L'histoire :
Au cœur du XVIème siècle, Florence connait une période républicaine, alors que des armées venues de toutes l'Europe tentent de remodeler les grandes villes d'Italie. Fanfulla est un mercenaire qui vient de participer au sac de Rome par les Lansquenets au service de Charles Quint. Après cette étape glorieuse, et au terme d'un combat face à un jeune soldat allemand, il décide de se réfugier dans un couvent. Quelque deux années plus tard, le répit de son âme semble avoir atteint ses limites, et le brutal combattant amateur de vin quitte les religieux, emportant avec lui sa robe de bure, et son jeune compagnon. Baccio Dei Lapi vient de mourir au combat. Ce membre d'une des prestigieuses familles florentines, qui avait contribué à chasser les Médicis du pouvoir, devient, pour son père et ses frères, un exemple de courage, un symbole de résistance au siège que subit la ville. Fanfulla et Maurizio offrent alors leurs services à l'un des généraux qui se battent pour la république florentine. Une des premières missions du célèbre combattant sera de neutraliser un canon qui mitraille sans relâche les remparts de la ville. Une sortie est organisée par un groupe de trois hommes, qui est couronnée de succès. Mais le retour à Florence s'avère impossible à travers les lignes ennemies alertées. Fanfulla part alors sur les routes, avec ses coéquipiers, tandis que la résistance de la ville est mise à mal par les premières trahisons.
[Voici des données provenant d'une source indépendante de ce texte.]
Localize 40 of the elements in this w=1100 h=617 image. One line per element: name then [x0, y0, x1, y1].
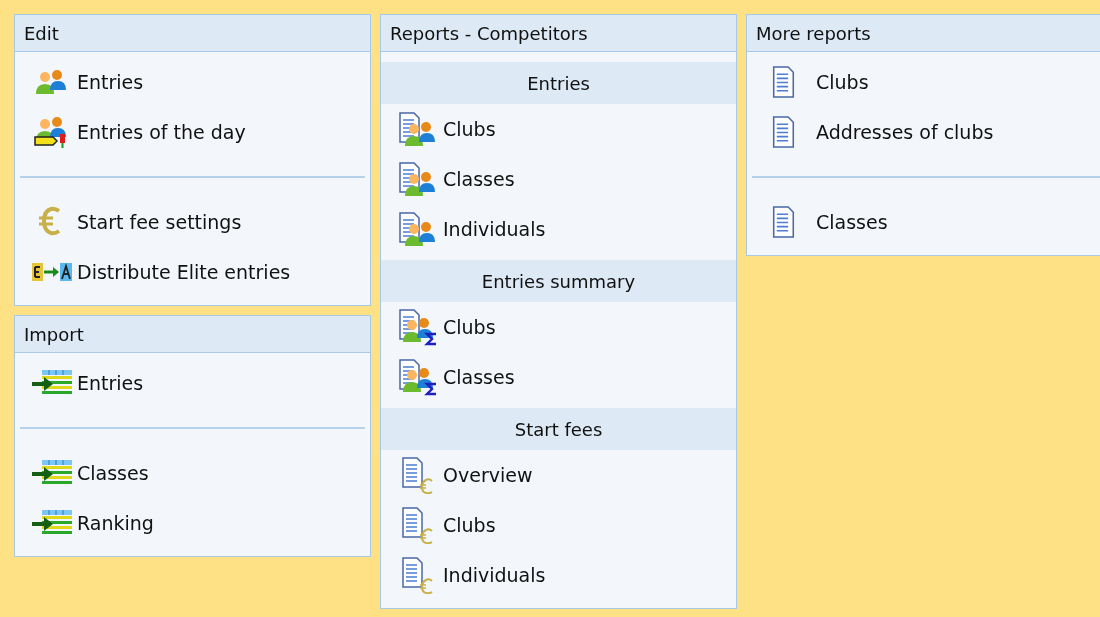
report-people-icon	[398, 211, 438, 247]
menu-item[interactable]: Overview	[381, 450, 736, 500]
panel-header: Reports - Competitors	[381, 15, 736, 52]
menu-item[interactable]: Ranking	[15, 498, 370, 548]
section-header: Entries summary	[381, 260, 736, 302]
import-icon	[32, 459, 72, 487]
transfer-icon	[32, 262, 72, 282]
document-icon	[771, 115, 797, 149]
menu-item[interactable]: Individuals	[381, 550, 736, 600]
report-euro-icon	[401, 506, 435, 544]
menu-item[interactable]: Clubs	[381, 302, 736, 352]
import-icon	[32, 369, 72, 397]
menu-item[interactable]: Clubs	[747, 57, 1100, 107]
report-euro-icon	[401, 456, 435, 494]
menu-item[interactable]: Individuals	[381, 204, 736, 254]
menu-item[interactable]: Classes	[15, 448, 370, 498]
menu-item[interactable]: Entries	[15, 57, 370, 107]
menu-item[interactable]: Clubs	[381, 500, 736, 550]
panel-header: Import	[15, 316, 370, 353]
menu-item[interactable]: Addresses of clubs	[747, 107, 1100, 157]
report-sum-icon	[398, 358, 438, 396]
menu-item[interactable]: Entries of the day	[15, 107, 370, 157]
import-icon	[32, 509, 72, 537]
report-euro-icon	[401, 556, 435, 594]
menu-item[interactable]: Distribute Elite entries	[15, 247, 370, 297]
menu-item[interactable]: Clubs	[381, 104, 736, 154]
menu-item[interactable]: Start fee settings	[15, 197, 370, 247]
document-icon	[771, 65, 797, 99]
report-people-icon	[398, 161, 438, 197]
menu-item[interactable]: Classes	[381, 352, 736, 402]
menu-item[interactable]: Entries	[15, 358, 370, 408]
menu-item[interactable]: Classes	[381, 154, 736, 204]
panel-header: More reports	[747, 15, 1100, 52]
report-people-icon	[398, 111, 438, 147]
menu-item[interactable]: Classes	[747, 197, 1100, 247]
report-sum-icon	[398, 308, 438, 346]
panel-header: Edit	[15, 15, 370, 52]
document-icon	[771, 205, 797, 239]
section-header: Start fees	[381, 408, 736, 450]
section-header: Entries	[381, 62, 736, 104]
Ce qu'on en pense sur la planète BD :
Dans ce récit des années 60, à l'époque où Hugo Pratt travaillait pour un magazine italien, il y a déjà le style de cet auteur marquant, considéré comme un des plus grands illustrateurs de la BD moderne. Tandis que les hachures sur les visages situent clairement ce récit dans la veine réaliste de l'époque, certaines compositions aux aplats sombres révèlent le style propre du dessinateur, et sont en avance de quelques décennies. Une partie de la révolution Frank Miller se trouve déjà dans la première case de la page 14 de ce récit pourtant mineur dans l'œuvre du maître vénitien. Un corps allongé presque uniquement composé de blocs noirs, un code graphique percutant que l'on retrouve à l'envi dans Sin City. La dureté du trait de Pratt, son esthétisme simplificateur, sa mise en page parfois simplement lumineuse, restent des standards. On sent néanmoins dans Fanfulla la nécessité de produire des pages avec un rendement élevé, notamment dans certains personnages de second plan esquissés au point de n'être pas finis. Pratt a produit des planches comme de nombreux grands auteurs de BD de l'époque, et le temps disponible ne permettait pas toujours de composer des cases mémorables. Mais dans son sujet atypique (l'assaut de la république de Florence par des troupes étrangères), et son intrigue basiquement complotiste, cet album n'est pas dénué d'intérêt et se lit avec plaisir. D'autant que l'absence de morale de la plupart des personnages décrits par le scénariste Milo Milani est très loin du manichéisme habituel des magazines de BD de cette époque. L'impression au format « à l'italienne » par demi planches ne dessert aucunement la lecture, et rend grâce au travail de re-colorisation délicat et réfléchi de Patricia Zanotti. Elle met bien évidemment en valeur les aplats noirs qui font toute la spécificité de Pratt. Une réédition très utile qui permettra au lecteur de plonger dans un album indispensable à celui qui veut « Tout Pratt ». Un très bel objet sous jaquette, dont on espère qu'il fera des émules.